Ну, не получалось у меня лгать, а ведь иногда это бывает так надо, особенно в наши времена, когда между ложью и правдой размыты все грани, и люди, говорящие правду, думают, что лгут, в отличие от патологических лгунов, которые верят в небылицы собственного сочинения как в Отче наш. В крайнем случае, мне пришлось бы показывать свои документы, и убеждать гараевских сотрудников в том, что Каспер делегировал меня в качестве курьера. Весь мой план был настолько непродуман, насколько дерзок и отчаян.
- Какая незадача, - пробормотал я, пряча глаза, - Оставил документы в машине…
- Все нормально, это ко мне, - высокомерно бросила охранникам проходящая мимо женщина в сиреневой кофте.

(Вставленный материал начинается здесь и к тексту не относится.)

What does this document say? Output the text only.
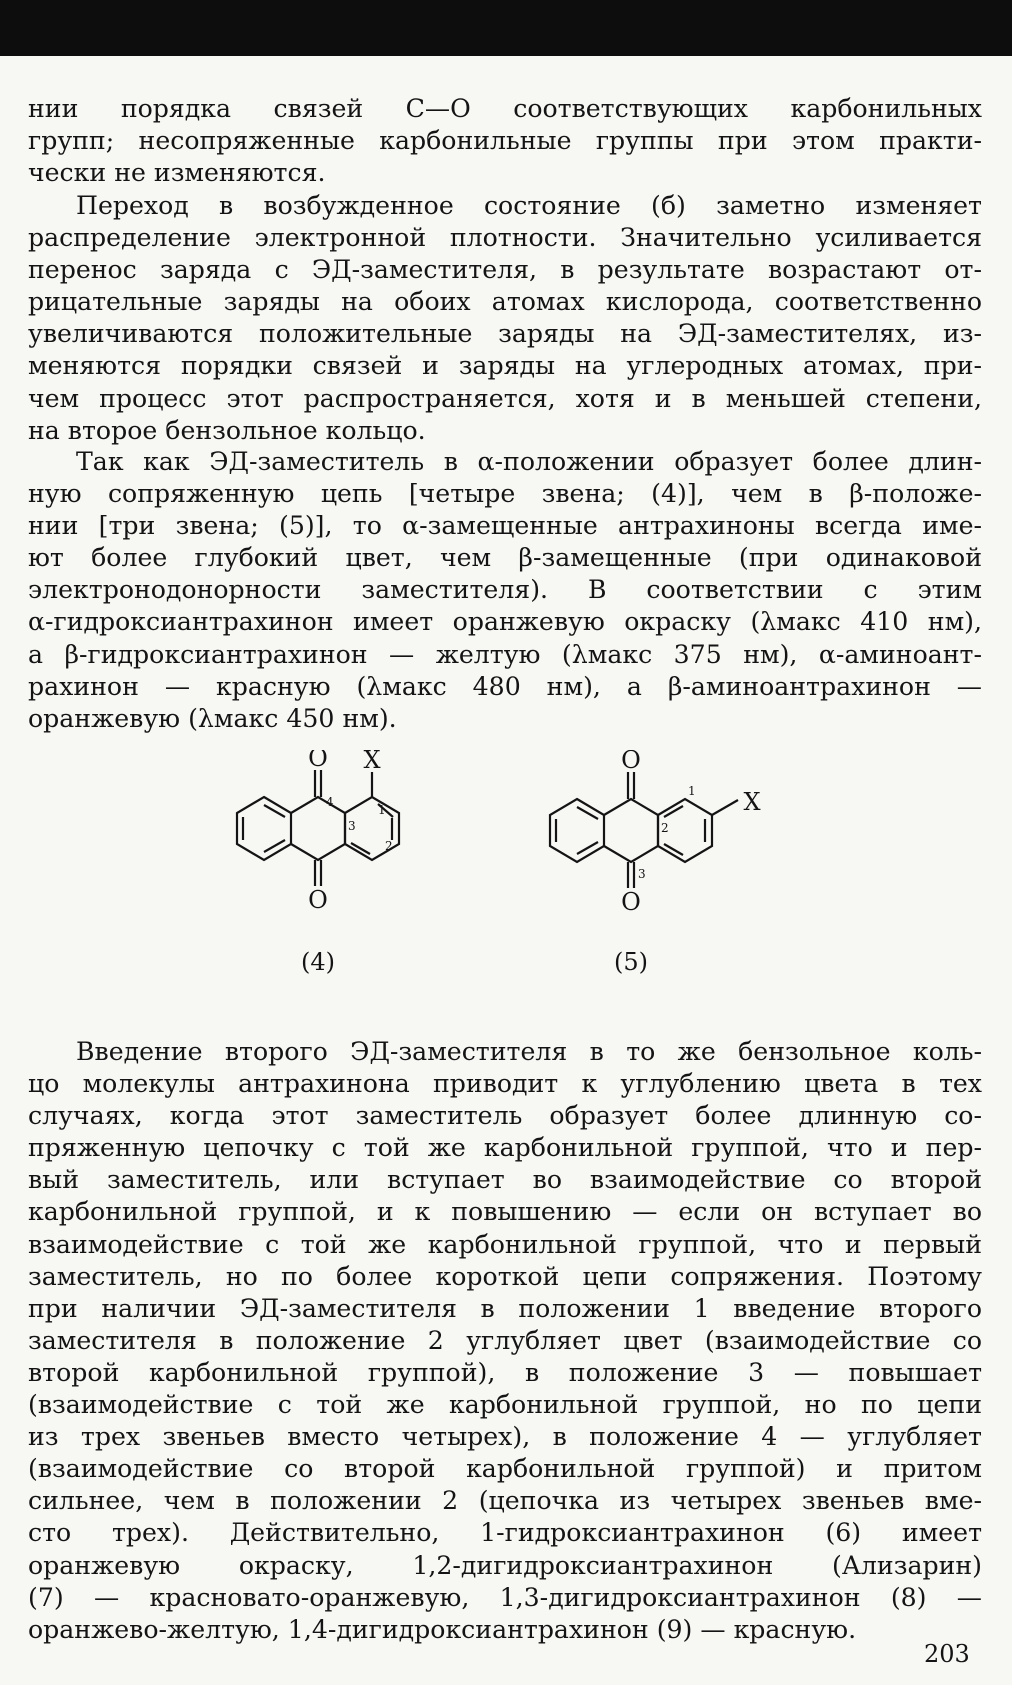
нии порядка связей С—О соответствующих карбонильных
групп; несопряженные карбонильные группы при этом практи-
чески не изменяются.
Переход в возбужденное состояние (б) заметно изменяет
распределение электронной плотности. Значительно усиливается
перенос заряда с ЭД-заместителя, в результате возрастают от-
рицательные заряды на обоих атомах кислорода, соответственно
увеличиваются положительные заряды на ЭД-заместителях, из-
меняются порядки связей и заряды на углеродных атомах, при-
чем процесс этот распространяется, хотя и в меньшей степени,
на второе бензольное кольцо.
Так как ЭД-заместитель в α-положении образует более длин-
ную сопряженную цепь [четыре звена; (4)], чем в β-положе-
нии [три звена; (5)], то α-замещенные антрахиноны всегда име-
ют более глубокий цвет, чем β-замещенные (при одинаковой
электронодонорности заместителя). В соответствии с этим
α-гидроксиантрахинон имеет оранжевую окраску (λмакс 410 нм),
а β-гидроксиантрахинон — желтую (λмакс 375 нм), α-аминоант-
рахинон — красную (λмакс 480 нм), а β-аминоантрахинон —
оранжевую (λмакс 450 нм).
O
O
X
4
1
3
2
(4)
O
O
X
1
2
3
(5)
Введение второго ЭД-заместителя в то же бензольное коль-
цо молекулы антрахинона приводит к углублению цвета в тех
случаях, когда этот заместитель образует более длинную со-
пряженную цепочку с той же карбонильной группой, что и пер-
вый заместитель, или вступает во взаимодействие со второй
карбонильной группой, и к повышению — если он вступает во
взаимодействие с той же карбонильной группой, что и первый
заместитель, но по более короткой цепи сопряжения. Поэтому
при наличии ЭД-заместителя в положении 1 введение второго
заместителя в положение 2 углубляет цвет (взаимодействие со
второй карбонильной группой), в положение 3 — повышает
(взаимодействие с той же карбонильной группой, но по цепи
из трех звеньев вместо четырех), в положение 4 — углубляет
(взаимодействие со второй карбонильной группой) и притом
сильнее, чем в положении 2 (цепочка из четырех звеньев вме-
сто трех). Действительно, 1-гидроксиантрахинон (6) имеет
оранжевую окраску, 1,2-дигидроксиантрахинон (Ализарин)
(7) — красновато-оранжевую, 1,3-дигидроксиантрахинон (8) —
оранжево-желтую, 1,4-дигидроксиантрахинон (9) — красную.
203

Первый барьер, на тот момент показавшийся неприступными карфагенскими бастионами, был преодолен.
Мы поднялись на лифте на пятый этаж и, проследовав мимо ресепшена по длинному коридору, оказались в плохо освещенном закутке с бронированной дверью. Меня запустили в святая святых инвестиционного фонда Гараева - в его черную кассу. Дородная кассирша перекладывала с места на место бесчисленные пачки долларов и евро, вороша попутно нескончаемую рублевую массу уведенного от налогов кэша. Денег на столе было столько, что у человека неподготовленного мог замылиться глаз, и тогда он определил бы в машинку для пересчета купюр несоответствующую стопке банкноту. Немудрено, только у опытного кассира глаз наметан, а искушение атрофировано. Ошибка исключена.
- Четыре с половиной миллиона, - пропищала толстуха, - Пересчитайте…
На фоне обозреваемой денежной массы эта сиреневая горка выглядела песчинкой в море.
- Я вам верю, - поспешил ответить я, принимая пачку за пачкой и небрежно бросая выпрошенные Каспером деньги в глянцевый красный пакет с логотипом "Камеди".
- Вы понесете деньги в этом пакете? - не поверила своим глазам бухгалтерша.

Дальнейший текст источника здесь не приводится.